Trent Alexander-Arnold: A Star is Born
I remember watching Robbie Threlfall in a Youth Cup final between Liverpool and Man United in 2007, and convincing myself he was going to be a future Reds great.
I can hear some of you asking who on earth Robbie Threlfall is.
The defender starred in Liverpool’s march to glory that year, scoring in the final of the second-leg at Old Trafford, and big things were expected.
Threlfall never made the grade at Anfield, as you may have guessed – now 28, he currently doesn’t have a club – and from that point a decade ago onwards, I have always been wary of overhyping young British talent at Liverpool.
I couldn’t warm to Jay Spearing; Danny Wilson was never going to be the ‘next Alan Hansen’; Conor Coady wasn’t Steven Gerrard’s natural successor and Jon Flanagan got me excited for a year but that was all.
It was always going to take a special youngster to change my outlook on things, and this is where Trent Alexander-Arnold comes into play.
The 18-year-old is an absolute superstar in-waiting and the most promising teenager to emerge from the Red half of Merseyside since Gerrard nearly 20 years ago. Wayne Rooney was pretty great for the Blue half at 16, to be fair.
Alexander-Arnold’s brilliance has been spoken about for some time now, with the athletic right-back/midfielder seen as the academy’s most prized asset for years.

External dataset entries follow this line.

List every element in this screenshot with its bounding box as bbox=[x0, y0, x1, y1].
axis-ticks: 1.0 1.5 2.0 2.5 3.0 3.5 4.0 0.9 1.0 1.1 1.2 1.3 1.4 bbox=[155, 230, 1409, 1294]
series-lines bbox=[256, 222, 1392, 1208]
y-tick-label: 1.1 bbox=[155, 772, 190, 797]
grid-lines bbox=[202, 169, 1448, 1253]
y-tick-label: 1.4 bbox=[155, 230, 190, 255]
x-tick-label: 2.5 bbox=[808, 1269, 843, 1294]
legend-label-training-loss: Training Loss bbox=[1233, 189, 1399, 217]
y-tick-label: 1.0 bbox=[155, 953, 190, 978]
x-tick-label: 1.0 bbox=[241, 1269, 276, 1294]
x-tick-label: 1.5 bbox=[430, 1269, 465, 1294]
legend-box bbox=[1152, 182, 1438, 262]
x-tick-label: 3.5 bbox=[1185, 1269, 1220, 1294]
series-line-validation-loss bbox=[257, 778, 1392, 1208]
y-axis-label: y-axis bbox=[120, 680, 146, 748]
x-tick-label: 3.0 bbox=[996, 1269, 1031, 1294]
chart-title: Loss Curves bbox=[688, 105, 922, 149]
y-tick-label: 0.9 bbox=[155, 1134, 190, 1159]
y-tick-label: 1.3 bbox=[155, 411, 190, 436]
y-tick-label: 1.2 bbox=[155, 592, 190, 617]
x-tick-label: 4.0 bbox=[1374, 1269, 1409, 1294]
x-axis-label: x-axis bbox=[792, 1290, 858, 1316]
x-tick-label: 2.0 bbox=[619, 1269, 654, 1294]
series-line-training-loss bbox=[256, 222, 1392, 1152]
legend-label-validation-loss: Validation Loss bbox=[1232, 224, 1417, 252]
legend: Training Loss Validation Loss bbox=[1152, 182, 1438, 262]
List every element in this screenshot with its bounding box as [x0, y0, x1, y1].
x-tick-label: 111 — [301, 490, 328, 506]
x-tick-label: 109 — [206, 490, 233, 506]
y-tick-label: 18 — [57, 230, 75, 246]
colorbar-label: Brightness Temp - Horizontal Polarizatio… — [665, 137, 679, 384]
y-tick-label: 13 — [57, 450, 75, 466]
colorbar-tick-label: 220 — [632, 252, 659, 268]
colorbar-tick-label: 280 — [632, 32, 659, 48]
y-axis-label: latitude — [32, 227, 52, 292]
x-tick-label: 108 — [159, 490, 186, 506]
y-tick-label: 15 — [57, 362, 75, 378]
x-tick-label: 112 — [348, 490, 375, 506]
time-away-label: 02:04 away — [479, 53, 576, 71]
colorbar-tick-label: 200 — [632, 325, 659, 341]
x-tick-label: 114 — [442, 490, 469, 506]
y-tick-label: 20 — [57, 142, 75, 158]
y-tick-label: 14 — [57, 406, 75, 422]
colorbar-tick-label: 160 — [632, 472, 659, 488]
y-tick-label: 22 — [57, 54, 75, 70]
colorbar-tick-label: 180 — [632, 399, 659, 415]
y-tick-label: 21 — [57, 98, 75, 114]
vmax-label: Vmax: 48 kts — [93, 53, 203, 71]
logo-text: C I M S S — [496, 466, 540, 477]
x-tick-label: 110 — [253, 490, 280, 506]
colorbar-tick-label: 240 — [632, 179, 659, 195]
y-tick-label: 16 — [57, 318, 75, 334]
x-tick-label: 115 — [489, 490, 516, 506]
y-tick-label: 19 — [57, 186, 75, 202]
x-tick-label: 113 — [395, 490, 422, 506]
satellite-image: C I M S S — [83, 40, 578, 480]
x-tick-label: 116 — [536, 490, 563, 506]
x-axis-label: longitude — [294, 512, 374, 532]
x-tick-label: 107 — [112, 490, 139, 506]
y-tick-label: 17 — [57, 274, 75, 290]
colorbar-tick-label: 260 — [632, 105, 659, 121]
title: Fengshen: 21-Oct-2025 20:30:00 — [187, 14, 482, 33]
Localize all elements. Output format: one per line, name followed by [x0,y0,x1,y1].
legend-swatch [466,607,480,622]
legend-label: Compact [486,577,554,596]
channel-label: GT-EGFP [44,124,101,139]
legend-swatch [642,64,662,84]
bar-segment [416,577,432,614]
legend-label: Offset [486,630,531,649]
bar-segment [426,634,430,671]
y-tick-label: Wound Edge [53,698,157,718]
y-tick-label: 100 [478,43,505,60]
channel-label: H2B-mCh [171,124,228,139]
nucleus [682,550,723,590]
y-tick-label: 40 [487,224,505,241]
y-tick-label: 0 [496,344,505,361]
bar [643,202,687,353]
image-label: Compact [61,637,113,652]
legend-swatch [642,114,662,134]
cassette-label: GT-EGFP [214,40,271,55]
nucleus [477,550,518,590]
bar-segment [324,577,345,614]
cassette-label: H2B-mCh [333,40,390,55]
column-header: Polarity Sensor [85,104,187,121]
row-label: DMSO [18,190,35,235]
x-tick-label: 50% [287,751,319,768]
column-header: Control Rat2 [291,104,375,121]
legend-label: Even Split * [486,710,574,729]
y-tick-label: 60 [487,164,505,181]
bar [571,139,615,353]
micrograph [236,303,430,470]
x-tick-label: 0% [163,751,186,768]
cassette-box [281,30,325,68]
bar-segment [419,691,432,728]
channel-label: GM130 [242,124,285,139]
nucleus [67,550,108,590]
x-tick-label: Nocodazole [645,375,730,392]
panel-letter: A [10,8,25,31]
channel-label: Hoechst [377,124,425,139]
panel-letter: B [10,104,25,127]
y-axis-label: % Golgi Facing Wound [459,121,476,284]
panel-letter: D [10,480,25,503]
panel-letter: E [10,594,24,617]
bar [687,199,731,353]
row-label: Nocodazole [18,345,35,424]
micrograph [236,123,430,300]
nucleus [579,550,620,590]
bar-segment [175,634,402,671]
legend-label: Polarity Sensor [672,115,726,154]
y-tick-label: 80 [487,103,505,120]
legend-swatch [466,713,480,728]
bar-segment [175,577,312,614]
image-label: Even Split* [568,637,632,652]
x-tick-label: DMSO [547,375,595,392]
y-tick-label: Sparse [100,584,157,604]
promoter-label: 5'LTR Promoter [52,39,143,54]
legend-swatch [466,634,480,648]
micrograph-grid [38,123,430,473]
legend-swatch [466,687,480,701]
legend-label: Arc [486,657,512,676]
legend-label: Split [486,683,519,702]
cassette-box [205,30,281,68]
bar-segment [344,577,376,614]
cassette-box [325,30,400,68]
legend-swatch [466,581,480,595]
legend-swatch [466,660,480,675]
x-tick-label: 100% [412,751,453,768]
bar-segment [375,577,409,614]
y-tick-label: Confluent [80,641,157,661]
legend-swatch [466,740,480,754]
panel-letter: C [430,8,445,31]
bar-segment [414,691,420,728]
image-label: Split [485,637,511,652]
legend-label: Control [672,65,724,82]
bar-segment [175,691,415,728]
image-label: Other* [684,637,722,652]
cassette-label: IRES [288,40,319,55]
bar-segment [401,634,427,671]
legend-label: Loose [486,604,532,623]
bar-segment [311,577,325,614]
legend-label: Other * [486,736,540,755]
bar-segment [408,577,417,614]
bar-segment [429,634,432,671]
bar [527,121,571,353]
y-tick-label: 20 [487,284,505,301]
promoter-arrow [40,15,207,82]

There has almost been an inevitability about the rapidity of his progress, although, at other clubs, Chelsea being a prime example, his path to the first-team would have been blocked.
Fortunately, Jurgen Klopp’s arrival at Liverpool in October 2015 was perfect timing for the youngster, with the Reds manager respected the world over for his promotion of youth.
If he believes a young player is ready to step up and shine in the first-team, he will not hesitate in throwing him in at the deep end. That is exactly what has happened with Alexander-Arnold, and Klopp is already reaping the rewards.
He made 12 appearances last season, cutting a composed figure almost every time he played and not looking remotely out of his depth against grown men, and he now looks ready to take that next leap to being a guaranteed regular.
Injury to the reliable but limited Nathaniel Clyne this summer gave Alexander-Arnold the perfect opportunity to make the right-back spot his own, and in the first two games of 2017/18, he has made it his to lose.
On a disappointing afternoon at Watford on the opening Premier League weekend, the England U18 international was one of Liverpool’s less culpable players, with far more mature players around him the ones looking out of their depth.
If that was a solid but unspectacular showing, what happened in Hoffenheim on Tuesday evening felt like the moment Alexander-Arnold’s career truly took off.
Liverpool were not playing particularly well at 0-0 in their vital Champions League playoff, with Simon Mignolet’s penalty save keeping the match goalless, when they won a free-kick 30 yards from goal.
Alexander-Arnold’s prowess from dead ball situations has been showcased many times for the Reds’ U23s, but this was a Champions League game.
In the eyes of many, he was the least likely player to take the free-kick, but Klopp had informed him that he was on set-piece duty. An ordinary 18-year-old is not given that task, when the likes of Roberto Firmino, Jordan Henderson, Emre Can and Alberto Moreno are also around to stand over the ball.
What followed was an inch-perfect strike reminiscent of Luis Suarez’s beauty at Goodison Park in 2013/14, and a star was officially born.
Alexander-Arnold wheeled away in delight before being mobbed by his teammates, and it was remarkable to think that a player of such tender years had played such a key role in a huge match for both sides.
Without his input, you wonder how things may have panned out against Julian Nagelsmann’s side, with Liverpool’s defensive issues still there for all to see.
Alexander-Arnold was very good throughout the night, barring his rather slack involvement for Hoffenheim’s late goal, with Klopp describing him after the game as “an incredible young player.”
The English media are the very worst at building up a young player then slaughtering him when a few poor performances happen, so I am very wary of putting too much pressure on the West Derby-born starlet.
There will be blips along the way, as there is with any emerging footballer, but if he doesn’t become a key man as the years progress, no Liverpool youngster will.
Alexander-Arnold is as mature an 18-year-old as the Reds have had in many years, perhaps even before the reckless teenage Gerrard, and should serious injury be avoided, an exceptional career awaits. He has everything in his locker to become a hero at Anfield, whether it be technique, attitude, athleticism or influence.
Clyne has every reason to feel concerned about getting his place back in the side, and with midfield still Alexander-Arnold’s preferred role, others further up the pitch may also be feeling a little nervy as well.
At the start of the season, bookies were offering very long odds on him making it into England’s 2018 World Cup squad next summer, but he is now just 8/1.
That looks well worth a punt on current evidence, with Liverpool’s new local favourite the type of player who will continue to make the headlines as the weeks and months pass.
What a superstar Liverpool have on their hands – he’s brought an end to my post-Robbie Threlfall trepidation, which sums up how special he is.